Ces eaux qui me grugent : un beau troisième roman pour Dany Leclair

 

La Baie, Sagueney 2013.

 

D’où est-ce que je viens ? Où vais-je ? Comment ? Cela vaut-il la peine de continuer ? Ce sont ces questions qui turlupinent Christian à un moment très particulier de sa vie. Alors que des pluies torrentielles menacent d’emporter sa maison comme elle l’a fait avec celle de ses voisins, et que sa conjointe et ses enfants ont déjà quitté les lieux, Christian passe une dernière nuit, seul, pour relire son manuscrit une ultime fois. Il se donne jusqu’au matin pour ce faire, mais aussi pour prendre une lourde décision. Il vient d’apprendre qu’il a un cancer et ne sait quel est son pronostic. Pour lui, c’est un double choc. De prime abord, l’annonce de la présence d’un cancer est traumatisante. Ajoutez à cela que son père est décédé à 43 ans et que de neuf générations d’hommes dans la ligne de son père, aucun n’a vécu pour voir ses 50 ans. Y a-t-il une malédiction sur les hommes de sa famille ? Est-il condamné à périr dans la quarantaine, lui qui aura 43 ans demain ?

 

Christian a écrit pour dresser le portrait de son père, essayer de le saisir qui il était. Il se rend compte qu’il ne le connaît pas vraiment. Mais qui sait qui sont réellement ses parents, en particulier comme dans le cas du protagoniste, qui a perdu son paternel à 13 ans. Il consigne donc ses souvenirs de ce paternel à tendance défaitiste, qui explose parfois et qui gère ses émotions avec l’alcool. Il ajuste des petits trucs par-ci, par-là, embellit peut-être certaines anecdotes. On ne sait pas ce qui est inventé ou pas. Mais c’est tout de même intéressant de voir comment il tente de « reconstruire » ses réminiscences de sa jeunesse et de qui était son père.
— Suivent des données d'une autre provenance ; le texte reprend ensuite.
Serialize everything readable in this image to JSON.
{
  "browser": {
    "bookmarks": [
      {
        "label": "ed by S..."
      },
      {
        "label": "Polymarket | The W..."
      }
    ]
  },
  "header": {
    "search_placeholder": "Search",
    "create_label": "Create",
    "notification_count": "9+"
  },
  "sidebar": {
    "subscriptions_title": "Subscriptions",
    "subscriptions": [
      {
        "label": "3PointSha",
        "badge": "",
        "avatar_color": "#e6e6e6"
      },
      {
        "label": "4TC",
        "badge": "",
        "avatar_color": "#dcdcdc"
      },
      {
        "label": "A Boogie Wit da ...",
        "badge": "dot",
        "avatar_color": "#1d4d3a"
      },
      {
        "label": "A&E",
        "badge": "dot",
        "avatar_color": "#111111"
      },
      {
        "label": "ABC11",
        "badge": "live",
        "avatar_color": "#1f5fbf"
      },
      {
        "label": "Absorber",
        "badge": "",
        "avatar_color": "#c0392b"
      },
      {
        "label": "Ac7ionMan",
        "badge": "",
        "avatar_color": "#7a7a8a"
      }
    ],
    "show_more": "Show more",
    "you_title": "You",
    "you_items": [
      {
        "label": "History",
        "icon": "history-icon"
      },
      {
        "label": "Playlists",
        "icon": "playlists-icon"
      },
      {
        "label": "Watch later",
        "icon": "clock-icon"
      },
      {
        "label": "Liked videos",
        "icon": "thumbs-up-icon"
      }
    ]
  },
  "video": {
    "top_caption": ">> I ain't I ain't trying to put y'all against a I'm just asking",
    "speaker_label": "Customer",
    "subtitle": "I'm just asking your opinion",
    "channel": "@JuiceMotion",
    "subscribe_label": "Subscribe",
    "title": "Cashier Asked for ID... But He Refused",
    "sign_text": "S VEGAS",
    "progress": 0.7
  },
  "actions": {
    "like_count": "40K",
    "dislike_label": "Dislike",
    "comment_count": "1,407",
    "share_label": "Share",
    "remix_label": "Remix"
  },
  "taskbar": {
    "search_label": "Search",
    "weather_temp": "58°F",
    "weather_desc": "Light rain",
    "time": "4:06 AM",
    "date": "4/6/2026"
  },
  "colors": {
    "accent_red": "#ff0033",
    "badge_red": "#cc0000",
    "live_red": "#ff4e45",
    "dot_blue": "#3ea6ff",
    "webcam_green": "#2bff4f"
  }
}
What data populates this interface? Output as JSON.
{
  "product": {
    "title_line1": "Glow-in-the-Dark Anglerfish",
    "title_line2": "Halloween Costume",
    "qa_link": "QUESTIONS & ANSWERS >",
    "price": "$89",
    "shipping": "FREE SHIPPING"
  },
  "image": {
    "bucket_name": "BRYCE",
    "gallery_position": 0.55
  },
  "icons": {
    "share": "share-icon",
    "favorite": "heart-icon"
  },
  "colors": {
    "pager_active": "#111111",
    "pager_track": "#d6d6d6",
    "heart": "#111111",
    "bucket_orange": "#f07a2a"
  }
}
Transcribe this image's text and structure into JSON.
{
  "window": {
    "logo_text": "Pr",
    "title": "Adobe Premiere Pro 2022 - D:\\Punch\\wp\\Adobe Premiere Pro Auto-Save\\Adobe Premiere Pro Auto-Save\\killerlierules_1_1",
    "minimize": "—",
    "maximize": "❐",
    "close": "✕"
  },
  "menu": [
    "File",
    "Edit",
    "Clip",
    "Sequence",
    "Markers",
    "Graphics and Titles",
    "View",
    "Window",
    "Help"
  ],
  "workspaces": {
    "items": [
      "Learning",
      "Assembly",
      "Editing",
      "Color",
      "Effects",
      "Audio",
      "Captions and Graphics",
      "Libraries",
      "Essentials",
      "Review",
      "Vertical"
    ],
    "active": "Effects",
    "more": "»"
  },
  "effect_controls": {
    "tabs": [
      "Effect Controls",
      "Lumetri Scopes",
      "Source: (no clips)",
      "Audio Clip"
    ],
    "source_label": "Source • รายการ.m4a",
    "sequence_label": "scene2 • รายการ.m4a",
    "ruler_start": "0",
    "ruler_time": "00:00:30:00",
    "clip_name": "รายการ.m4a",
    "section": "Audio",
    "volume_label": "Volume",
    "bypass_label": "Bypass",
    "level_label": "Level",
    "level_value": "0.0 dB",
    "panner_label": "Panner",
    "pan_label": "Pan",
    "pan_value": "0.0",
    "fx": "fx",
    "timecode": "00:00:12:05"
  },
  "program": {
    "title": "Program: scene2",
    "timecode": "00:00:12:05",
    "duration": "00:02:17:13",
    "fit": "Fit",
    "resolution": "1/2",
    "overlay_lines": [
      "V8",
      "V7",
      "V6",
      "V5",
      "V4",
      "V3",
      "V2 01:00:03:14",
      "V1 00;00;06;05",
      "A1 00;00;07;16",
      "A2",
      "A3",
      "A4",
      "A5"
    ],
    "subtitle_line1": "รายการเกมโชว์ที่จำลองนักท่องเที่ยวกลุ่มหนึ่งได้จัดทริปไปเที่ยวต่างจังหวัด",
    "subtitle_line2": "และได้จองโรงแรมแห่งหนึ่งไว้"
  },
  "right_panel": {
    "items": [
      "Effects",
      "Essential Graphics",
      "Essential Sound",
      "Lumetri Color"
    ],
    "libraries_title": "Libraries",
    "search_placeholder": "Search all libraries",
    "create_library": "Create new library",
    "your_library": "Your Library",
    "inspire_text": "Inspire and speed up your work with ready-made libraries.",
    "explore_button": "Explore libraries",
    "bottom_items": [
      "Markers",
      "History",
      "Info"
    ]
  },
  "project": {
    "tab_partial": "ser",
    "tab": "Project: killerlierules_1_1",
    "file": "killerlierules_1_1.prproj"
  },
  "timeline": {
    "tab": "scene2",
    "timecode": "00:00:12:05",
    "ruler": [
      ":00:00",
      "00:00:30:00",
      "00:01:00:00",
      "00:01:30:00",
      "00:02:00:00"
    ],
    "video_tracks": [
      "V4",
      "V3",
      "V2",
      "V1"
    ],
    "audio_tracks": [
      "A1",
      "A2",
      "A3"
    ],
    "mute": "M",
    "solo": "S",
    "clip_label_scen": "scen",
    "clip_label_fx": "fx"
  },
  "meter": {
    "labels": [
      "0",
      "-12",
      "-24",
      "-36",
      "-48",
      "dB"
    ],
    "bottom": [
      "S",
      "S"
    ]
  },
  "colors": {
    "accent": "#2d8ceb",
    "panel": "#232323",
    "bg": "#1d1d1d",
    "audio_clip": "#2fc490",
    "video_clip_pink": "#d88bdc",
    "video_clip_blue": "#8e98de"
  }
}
Et ainsi, sûrement, donner le ton pour son rapport avec ses propres enfants. 

 

Ces eaux qui me grugent explore avec justesse les relations père-fils. Les attentes, celle des enfants par rapport à leurs parents, celles des parents envers leur progéniture. Les désillusions de la vie. Christian a peur de décevoir son père. Ça arrive parfois. On lit beaucoup d’anecdotes où il a gaffé. Et les réactions imprévisibles de son père le terrorisent. Christian est un garçon un peu anxieux. Ceci s’explique notamment, parce qu’enfant, on s’en remet à ses parents pour nous procurer le sentiment de sécurité. Les sautes d’humeur du père ont sans doute déstabilisé Christian (avec raison) et on est partis pour le cercle vicieux de petits qui cherchent à être rassurés par le comportement des parents, qui eux, sentent la pression et explosent, etc. 

 

D’une écriture fluide, le récit coule telle la pluie qui tombe. On avale les pages rapidement, curieux de savoir quelle décision prendra le protagoniste. Au fil des heures, les eaux grugent le terrain de Christian, comme ses émotions le grugent, comme le cancer gruge son corps. Comme lui, on garde espoir.

 

Pas besoin d’être issue de la génération X pour apprécier la lecture. Ni d’être un homme. Mais bien sûr, si l’on fait partie d’une ou des deux catégories, il est certain que cela fera sûrement vibrer des sentiments de nostalgie. Pis, petit mot de la fin : Ouf ! Les souvenirs ! Christian et moi, on a les mêmes références.